FRONTERA von Michael Berry erscheint dabei nur als DVD und spielt auf einer Western-Klaviatur ein solides Schlepper-Opfer-Schuld-und-Unschulds-Stück. Der Dokumentarfilm CARTEL LAND von Matthew Heineman findet seinen Weg zwar in ausgewählte Spielstätten, wird sich aber nur von allzu mutigen Betreibern auserwählen lassen. Was schade ist, denn mit seinem brennpunktnahen Fokus auf Bürgerwehren in den USA und Mexiko ist er eine nachgerade ideale Ergänzung zu Denis Villeneuves SICARIO, um den es an dieser Stelle ausführlich gehen soll. Denn er ist von bestechender Güte.
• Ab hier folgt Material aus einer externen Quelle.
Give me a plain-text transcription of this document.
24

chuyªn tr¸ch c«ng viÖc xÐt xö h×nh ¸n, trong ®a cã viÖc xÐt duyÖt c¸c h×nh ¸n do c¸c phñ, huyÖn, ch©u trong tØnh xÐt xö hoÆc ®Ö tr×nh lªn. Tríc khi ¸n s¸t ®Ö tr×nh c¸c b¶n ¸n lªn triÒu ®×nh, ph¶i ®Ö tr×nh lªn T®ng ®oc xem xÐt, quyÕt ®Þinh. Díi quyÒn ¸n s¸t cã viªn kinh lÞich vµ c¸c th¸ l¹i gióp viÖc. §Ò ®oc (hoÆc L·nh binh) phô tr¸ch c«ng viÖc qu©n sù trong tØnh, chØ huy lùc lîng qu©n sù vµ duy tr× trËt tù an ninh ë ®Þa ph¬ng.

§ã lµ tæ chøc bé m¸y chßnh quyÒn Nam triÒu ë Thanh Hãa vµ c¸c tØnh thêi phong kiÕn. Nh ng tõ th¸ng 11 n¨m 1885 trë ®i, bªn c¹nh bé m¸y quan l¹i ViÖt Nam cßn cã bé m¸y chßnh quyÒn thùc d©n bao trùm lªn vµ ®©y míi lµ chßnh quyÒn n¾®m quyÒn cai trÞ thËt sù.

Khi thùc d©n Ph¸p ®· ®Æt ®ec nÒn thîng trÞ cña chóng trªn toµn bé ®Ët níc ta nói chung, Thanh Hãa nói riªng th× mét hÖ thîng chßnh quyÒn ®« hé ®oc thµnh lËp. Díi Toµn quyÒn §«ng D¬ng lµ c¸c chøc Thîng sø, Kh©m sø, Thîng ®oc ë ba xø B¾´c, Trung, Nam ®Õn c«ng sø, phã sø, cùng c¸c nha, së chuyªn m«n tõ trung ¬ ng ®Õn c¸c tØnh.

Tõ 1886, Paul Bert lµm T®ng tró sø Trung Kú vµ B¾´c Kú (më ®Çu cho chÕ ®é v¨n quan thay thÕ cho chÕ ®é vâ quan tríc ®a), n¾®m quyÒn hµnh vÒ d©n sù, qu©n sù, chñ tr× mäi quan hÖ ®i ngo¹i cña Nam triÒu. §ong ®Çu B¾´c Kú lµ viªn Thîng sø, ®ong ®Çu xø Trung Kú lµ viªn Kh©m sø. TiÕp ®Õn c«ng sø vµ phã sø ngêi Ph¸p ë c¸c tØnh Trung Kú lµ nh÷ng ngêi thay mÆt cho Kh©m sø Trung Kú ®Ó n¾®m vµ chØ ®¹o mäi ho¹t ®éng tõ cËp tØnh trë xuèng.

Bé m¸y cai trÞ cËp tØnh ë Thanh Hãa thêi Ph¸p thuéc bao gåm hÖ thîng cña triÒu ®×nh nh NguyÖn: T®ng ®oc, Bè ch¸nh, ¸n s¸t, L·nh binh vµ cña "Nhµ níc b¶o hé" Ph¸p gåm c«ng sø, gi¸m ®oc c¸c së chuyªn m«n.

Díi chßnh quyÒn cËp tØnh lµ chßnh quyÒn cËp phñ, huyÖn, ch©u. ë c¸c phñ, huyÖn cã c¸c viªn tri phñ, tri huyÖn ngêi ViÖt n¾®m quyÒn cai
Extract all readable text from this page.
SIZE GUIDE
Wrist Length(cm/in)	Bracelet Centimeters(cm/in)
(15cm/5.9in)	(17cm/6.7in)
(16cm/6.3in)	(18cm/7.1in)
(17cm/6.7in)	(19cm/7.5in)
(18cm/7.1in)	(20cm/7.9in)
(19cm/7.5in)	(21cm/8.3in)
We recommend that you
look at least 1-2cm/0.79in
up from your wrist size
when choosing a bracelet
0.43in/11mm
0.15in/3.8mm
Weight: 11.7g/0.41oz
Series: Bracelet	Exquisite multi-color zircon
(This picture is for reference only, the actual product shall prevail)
Zunächst ein Kniff: Der Zuschauer wird im Wissen um Details fast die gesamte Lauflänge über die Perspektive von Kate Macer einnehmen. Obwohl in prädestinierter Position und an vorderster Front agierend, gerät die FBI-Agentin auf eine Art Schachbrett der Interessen. Man schiebt sie herum, und das naheliegende Mann/Frau-Ding scheint primär nicht der Grund dafür zu sein. Kate war dabei, als ein Sonderkommando das Versteck eines mexikanischen Drogenkartells auf amerikanischem Boden aufgebracht hat. Dabei hat sie Kollegen verloren, was ihr moralisches Drängen nach wirksamen Mitteln gegen diesen störrisch heißen Krieg nur verstärkt. Als man eine weitere Sondereinheit bildet, diesmal unter Einbeziehung von CIA und Anti-Drogen-Behörde DEA, sagt Kate schnell zu. Sie weiß nicht, wohin dieses Ja führen wird. Es führt sie zunächst von El Paso nach Juarez, eine Stadt, die „The Beast“ genannt wird.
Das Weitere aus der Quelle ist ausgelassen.